Scott Kelly - The Wake (Neurot)
2/5
By: Charlie Potter
What is it with aged slow metallers making relaxing over produced acoustic music? What are they trying to prove?
But to be honest, if I want to hear an aged metaller do a boring acoustic album about anything, then it's a wake. Scott Kelly has come off a lot better than his band mate Steve Von Till in their recent solo efforts, released a week apart from each other - Scott Kelly has gone for a much more stripped back approach without any textured background bits, and I think it's paid off. It's meant that he has been able to focus more on the melody and lyrics, and as such the lyrics are far stronger, there are not so many metaphors on The Wake - the poetry is much more in the descriptiveness.
The album is also quite short at 34 minutes, which I think suits the sound pretty well. This way the album acts like a kind of quick tablet of relaxed acoustic music. It's one thing to release solo noodlings, but when they pass the 50 minute mark this is often sheer arrogance on the musician's part.
It's odd, I can't tell if I only tolerate this album because it's Scott Kelly even though I will openly admit that I didn't really like the last Neurosis album that much. I definitely think that Scott and Steve doing these solo projects, as well as taking the Tribes of Neurot thing further and further, has only made Neurosis suffer, and I really think that it is worth the band channelling all the energy they have into Neurosis rather than these solo projects. This may cause arguments in the band, but if a band like Neurosis aren't having disagreements, they need to be trying harder.
However The Wake does still suffer from the same melodrama that has hit Mr. Von Till, and the wavering, croaky gentleness in his voice is still annoying if a little more personable than Steve's. By the time you have got to the end of this short record you'll pretty much have no energy ever again. It's hard to escape the overwhelming drabness of this album, and it's only overcome if you invest all you concentration in the melodies, which do differ from track to track - it's just unfortunate they ultimately the same overall tone.

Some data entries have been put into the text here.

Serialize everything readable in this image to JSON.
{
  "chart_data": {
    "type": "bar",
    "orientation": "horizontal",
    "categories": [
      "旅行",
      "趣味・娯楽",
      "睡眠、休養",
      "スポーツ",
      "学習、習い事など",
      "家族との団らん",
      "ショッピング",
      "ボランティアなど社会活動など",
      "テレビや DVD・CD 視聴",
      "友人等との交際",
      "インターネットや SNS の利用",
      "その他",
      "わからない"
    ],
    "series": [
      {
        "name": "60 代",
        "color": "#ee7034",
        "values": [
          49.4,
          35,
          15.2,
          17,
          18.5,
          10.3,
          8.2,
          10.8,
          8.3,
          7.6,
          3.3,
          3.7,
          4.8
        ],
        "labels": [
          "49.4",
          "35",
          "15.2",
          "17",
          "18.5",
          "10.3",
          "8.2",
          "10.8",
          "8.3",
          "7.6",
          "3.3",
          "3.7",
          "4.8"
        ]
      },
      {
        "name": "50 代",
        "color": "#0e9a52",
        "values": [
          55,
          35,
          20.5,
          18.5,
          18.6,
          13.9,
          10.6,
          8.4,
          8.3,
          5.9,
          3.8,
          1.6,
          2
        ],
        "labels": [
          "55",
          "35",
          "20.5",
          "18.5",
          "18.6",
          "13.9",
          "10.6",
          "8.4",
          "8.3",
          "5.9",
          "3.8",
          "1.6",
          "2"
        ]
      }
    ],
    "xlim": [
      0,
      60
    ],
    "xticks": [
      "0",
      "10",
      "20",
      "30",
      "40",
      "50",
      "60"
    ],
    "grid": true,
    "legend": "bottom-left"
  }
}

The album does come across as a very personal gesture, perhaps even a little too personal for public consumption. I don't feel I have any comprehension of Scott Kelly's emotions on this recording, and I'm not sure that I want to. I have dipped in and out of thinking that this album is OK and not, but ultimately I think that the times in which I have thought it was good I was merely thinking, 'hmm actually this bit is not that bad...' Overall I think this is the sort of record that is going to mean a hell of a lot to very few people.